In the late 1980s, Superintendent Robert R. Spillane instituted a complicated, demanding pay-for-performance plan in the Fairfax County Public Schools. All teachers would be evaluated every four years and satisfactory performance would result in the Career Level I designation. Those who tried for Career Level II status would be rated on an extremely complicated, rigorous standard, but big money would be the potential reward.
I was an experienced teacher by that time, with five years in Philadelphia, three with the Defense Department system in France and Belgium, one in New Jersey, and six in Fairfax County. I loved teaching, worked hard to perfect my craft and didn't need others to validate me. However, I did need money. Our son was in college, our daughter would follow soon and the tuition bills kept coming. So I decided to go for it.
The year I was evaluated, 1988-89, was our daughter's senior year in high school. I knew that the time and energy that would be demanded of me would detract from my ability to enjoy her last year at home. Nevertheless, the financial reward would be significant. Or so I thought.
Initially, the school board promised a 9 percent pay raise for Career Level II teachers. Soon that changed. A pay raise would increase retirement benefits; that would be too costly. Instead, the reward would be a 9 percent bonus for three years, until the next evaluation cycle. It was still significant money, so I soldiered on. My classes may have suffered from my distraction and fatigue, but I jumped through all the hoops. Eventually, I was awarded Career Level II status.
The first year, I received the 9 percent bonus as promised. But this was now the early 1990s, and the Fairfax County schools fell on hard times. Budget cuts had to be made, and my second year as a Career Level II teacher brought a 50 percent reduction in my bonus. Did that mean I was now only half as good a teacher? By the third year, the bonus disappeared entirely with neither a word of apology nor a promise to reinstate the payments when funding became available.
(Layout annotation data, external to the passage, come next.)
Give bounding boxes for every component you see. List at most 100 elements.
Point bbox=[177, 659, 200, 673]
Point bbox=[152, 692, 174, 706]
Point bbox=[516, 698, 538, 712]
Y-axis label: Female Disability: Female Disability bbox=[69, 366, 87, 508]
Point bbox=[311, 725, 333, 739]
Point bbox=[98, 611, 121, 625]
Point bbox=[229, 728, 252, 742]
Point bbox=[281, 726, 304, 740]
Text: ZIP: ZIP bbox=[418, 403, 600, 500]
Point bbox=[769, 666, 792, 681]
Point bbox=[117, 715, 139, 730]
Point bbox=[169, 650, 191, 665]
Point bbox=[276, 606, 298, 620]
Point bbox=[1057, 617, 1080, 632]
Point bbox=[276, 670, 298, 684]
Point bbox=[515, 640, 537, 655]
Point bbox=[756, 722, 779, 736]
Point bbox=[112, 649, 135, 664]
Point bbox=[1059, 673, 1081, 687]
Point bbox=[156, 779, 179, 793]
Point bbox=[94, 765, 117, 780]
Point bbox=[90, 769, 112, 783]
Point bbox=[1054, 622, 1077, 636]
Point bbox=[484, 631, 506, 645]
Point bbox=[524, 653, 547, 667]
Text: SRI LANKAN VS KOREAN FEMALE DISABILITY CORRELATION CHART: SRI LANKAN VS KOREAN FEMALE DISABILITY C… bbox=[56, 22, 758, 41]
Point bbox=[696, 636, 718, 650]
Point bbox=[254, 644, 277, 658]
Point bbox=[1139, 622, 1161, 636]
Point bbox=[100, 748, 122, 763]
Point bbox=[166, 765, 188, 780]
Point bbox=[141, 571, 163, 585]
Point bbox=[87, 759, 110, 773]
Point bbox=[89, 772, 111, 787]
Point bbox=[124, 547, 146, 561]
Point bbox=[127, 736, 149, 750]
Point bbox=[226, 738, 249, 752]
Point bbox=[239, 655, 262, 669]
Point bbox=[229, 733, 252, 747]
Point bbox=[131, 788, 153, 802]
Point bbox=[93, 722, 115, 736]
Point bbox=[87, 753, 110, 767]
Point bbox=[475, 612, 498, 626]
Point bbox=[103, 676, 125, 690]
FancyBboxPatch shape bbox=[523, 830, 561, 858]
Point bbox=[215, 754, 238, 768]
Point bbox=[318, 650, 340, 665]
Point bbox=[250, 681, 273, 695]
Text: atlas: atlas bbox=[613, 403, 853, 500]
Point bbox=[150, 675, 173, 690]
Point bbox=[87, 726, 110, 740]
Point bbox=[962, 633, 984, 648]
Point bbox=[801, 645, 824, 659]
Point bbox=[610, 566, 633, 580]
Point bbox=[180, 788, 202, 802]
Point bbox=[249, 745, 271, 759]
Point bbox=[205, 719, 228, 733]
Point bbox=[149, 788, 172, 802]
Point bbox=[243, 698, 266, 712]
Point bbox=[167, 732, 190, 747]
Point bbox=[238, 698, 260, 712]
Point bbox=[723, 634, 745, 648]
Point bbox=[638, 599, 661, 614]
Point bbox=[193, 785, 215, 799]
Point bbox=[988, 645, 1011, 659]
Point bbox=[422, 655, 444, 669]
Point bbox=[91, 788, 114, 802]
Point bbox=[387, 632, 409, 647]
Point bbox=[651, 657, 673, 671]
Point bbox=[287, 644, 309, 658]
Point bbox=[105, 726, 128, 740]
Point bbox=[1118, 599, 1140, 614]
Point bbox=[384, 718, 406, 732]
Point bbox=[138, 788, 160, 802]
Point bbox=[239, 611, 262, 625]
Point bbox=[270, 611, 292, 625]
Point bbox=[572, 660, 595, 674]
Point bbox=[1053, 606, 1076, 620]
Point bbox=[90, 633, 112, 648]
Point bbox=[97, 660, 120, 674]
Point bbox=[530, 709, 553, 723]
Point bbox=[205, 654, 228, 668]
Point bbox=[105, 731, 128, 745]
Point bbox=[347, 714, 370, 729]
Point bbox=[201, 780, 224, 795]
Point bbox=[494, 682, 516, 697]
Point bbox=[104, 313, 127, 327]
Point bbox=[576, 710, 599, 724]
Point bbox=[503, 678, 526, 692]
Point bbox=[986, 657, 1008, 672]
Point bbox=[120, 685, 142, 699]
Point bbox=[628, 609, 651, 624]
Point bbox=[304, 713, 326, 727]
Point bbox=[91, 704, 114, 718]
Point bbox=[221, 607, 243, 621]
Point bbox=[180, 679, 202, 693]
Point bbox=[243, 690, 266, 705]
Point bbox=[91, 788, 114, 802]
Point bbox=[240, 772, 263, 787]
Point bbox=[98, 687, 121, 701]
I was a dues-paying member of the teachers union, but there was no recourse.
In February 2000, school personnel received a letter from Spillane's successor, Daniel A. Domenech, stating that he was recommending a 5 percent cost-of-living increase for fiscal 2001. He was also planning to seek bonuses amounting to $2,000, which had been suggested by the newly formed Accountability Task Force, for teachers in schools in the Project Excel program. What was wrong with this picture?
I sent a lengthy letter to Domenech. I explained what had transpired not 10 years before. I asked that he keep faith with those of us who had bought into the merit-pay plan of his predecessor before spending on new merit-pay initiatives. I received a polite reply one month later thanking me for my letter but insisting that there was nothing he could do. Since then, expensive programs, including International Baccalaureate, have been adopted by the Fairfax County school system, but the system has made no effort to meet its previous obligation.
When teachers earn a reward that brings us closer to the professional salary we deserve, that's a good thing. When the reward is suddenly taken away, that reminds us that we are, after all, merely laborers. My merit-pay fiasco may be ancient history, but it should raise this question: What happens to "pay for performance" when the teacher performs but the payment disappears?